My hesitation over switching to Ubuntu (and the reason I didn't switch much sooner) came from seeing bugs over the past half a decade or so (fewer in the past few years, though) related to how Mozilla was packaged on Debian, and from looking through the diffs in Debian's Mozilla packages, and I think Ubuntu's as well. (Ubuntu is based on Debian.) I saw patches that were obviously written by people who wanted to fix one particular bug, but didn't particularly understand the code they were modifying or what else their modifications would break. Given that, today's security advisories from Debian and from Ubuntu didn't surprise me very much. I had a pretty good idea of the tradeoff I was making when I was switching from Fedora to Ubuntu.

Fedora as a project seems to have a pretty healthy community that, at a local level (changes to a particular package), strikes a pretty good balance between getting things to work and doing things right. Their developers are often good about contributing patches upstream, and are major contributors to many of the projects that they depend on. I haven't observed this volume of upstream patches or major contributions from Debian or Ubuntu. I suspect they attract developers whose patches are often not good enough to be accepted upstream, and I suspect the projects nevertheless encourage those developers to fix particular serious (and sometimes not-so-serious) bugs. However, fixing a set of serious bugs before shipping is an important part releasing software, and I don't think Fedora has done this well the past few releases.
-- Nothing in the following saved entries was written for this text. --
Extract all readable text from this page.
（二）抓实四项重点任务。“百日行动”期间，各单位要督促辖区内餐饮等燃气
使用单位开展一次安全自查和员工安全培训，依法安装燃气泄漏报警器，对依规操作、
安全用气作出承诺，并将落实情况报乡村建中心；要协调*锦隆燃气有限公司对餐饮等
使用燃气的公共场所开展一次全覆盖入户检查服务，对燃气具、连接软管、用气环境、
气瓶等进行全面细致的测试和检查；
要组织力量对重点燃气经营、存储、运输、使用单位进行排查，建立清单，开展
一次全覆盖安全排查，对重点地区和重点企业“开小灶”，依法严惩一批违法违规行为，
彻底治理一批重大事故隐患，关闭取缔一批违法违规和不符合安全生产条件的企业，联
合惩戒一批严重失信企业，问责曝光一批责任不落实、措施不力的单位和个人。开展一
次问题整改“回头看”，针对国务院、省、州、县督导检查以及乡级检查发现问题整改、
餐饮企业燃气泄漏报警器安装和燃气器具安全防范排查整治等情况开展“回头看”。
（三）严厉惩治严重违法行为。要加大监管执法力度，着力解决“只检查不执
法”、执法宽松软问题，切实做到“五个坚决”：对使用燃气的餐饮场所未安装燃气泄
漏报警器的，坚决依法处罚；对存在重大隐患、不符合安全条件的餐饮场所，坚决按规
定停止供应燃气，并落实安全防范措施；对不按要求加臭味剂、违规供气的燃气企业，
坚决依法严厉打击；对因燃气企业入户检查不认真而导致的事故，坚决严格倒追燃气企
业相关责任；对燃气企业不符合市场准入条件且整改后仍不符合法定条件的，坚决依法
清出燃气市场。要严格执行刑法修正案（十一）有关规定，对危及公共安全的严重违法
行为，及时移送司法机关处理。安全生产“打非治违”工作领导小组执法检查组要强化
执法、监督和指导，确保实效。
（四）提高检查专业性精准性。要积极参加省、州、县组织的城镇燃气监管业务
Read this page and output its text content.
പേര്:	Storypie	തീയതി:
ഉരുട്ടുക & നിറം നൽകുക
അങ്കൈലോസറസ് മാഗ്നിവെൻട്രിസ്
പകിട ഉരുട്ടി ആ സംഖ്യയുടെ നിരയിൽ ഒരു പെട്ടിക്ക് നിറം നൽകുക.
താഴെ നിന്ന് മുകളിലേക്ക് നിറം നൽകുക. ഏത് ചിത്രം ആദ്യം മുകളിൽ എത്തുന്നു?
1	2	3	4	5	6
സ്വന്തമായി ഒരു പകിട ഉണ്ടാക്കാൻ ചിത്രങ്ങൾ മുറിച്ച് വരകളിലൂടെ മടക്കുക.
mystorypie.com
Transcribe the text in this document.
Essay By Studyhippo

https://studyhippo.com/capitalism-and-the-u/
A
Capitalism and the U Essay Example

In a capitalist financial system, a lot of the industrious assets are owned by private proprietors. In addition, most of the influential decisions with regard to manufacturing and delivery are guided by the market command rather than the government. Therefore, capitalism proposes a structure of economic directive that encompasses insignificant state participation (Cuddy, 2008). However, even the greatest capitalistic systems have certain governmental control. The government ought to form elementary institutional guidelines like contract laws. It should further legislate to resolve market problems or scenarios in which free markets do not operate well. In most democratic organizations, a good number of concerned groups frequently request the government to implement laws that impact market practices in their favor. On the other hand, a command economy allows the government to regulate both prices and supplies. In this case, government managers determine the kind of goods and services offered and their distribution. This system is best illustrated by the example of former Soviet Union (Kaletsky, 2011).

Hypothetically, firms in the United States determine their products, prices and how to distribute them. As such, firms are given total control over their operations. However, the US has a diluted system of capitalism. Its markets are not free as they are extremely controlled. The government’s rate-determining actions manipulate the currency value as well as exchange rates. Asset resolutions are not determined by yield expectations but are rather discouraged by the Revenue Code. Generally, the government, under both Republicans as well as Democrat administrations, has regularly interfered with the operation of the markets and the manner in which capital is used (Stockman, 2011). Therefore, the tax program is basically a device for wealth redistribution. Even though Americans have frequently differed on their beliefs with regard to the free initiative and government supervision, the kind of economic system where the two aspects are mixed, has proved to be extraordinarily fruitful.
But bugs also need to be fixed correctly -- with a good understanding of why the changes are being made, and what they could break. That often requires sending the patches upstream to the developers who wrote and understand the code being patched. This seems to me to be the big weakness of Debian and Ubuntu (and also occasionally a problem for Fedora as well, but not as much)

I'd love to see a Linux distribution that is good at both shipping releases at a high quality bar, and at using only a limited set of high-quality local patches that are quickly pushed upstream rather than doing extensive and long-term patching of code that they don't understand. I haven't found one yet.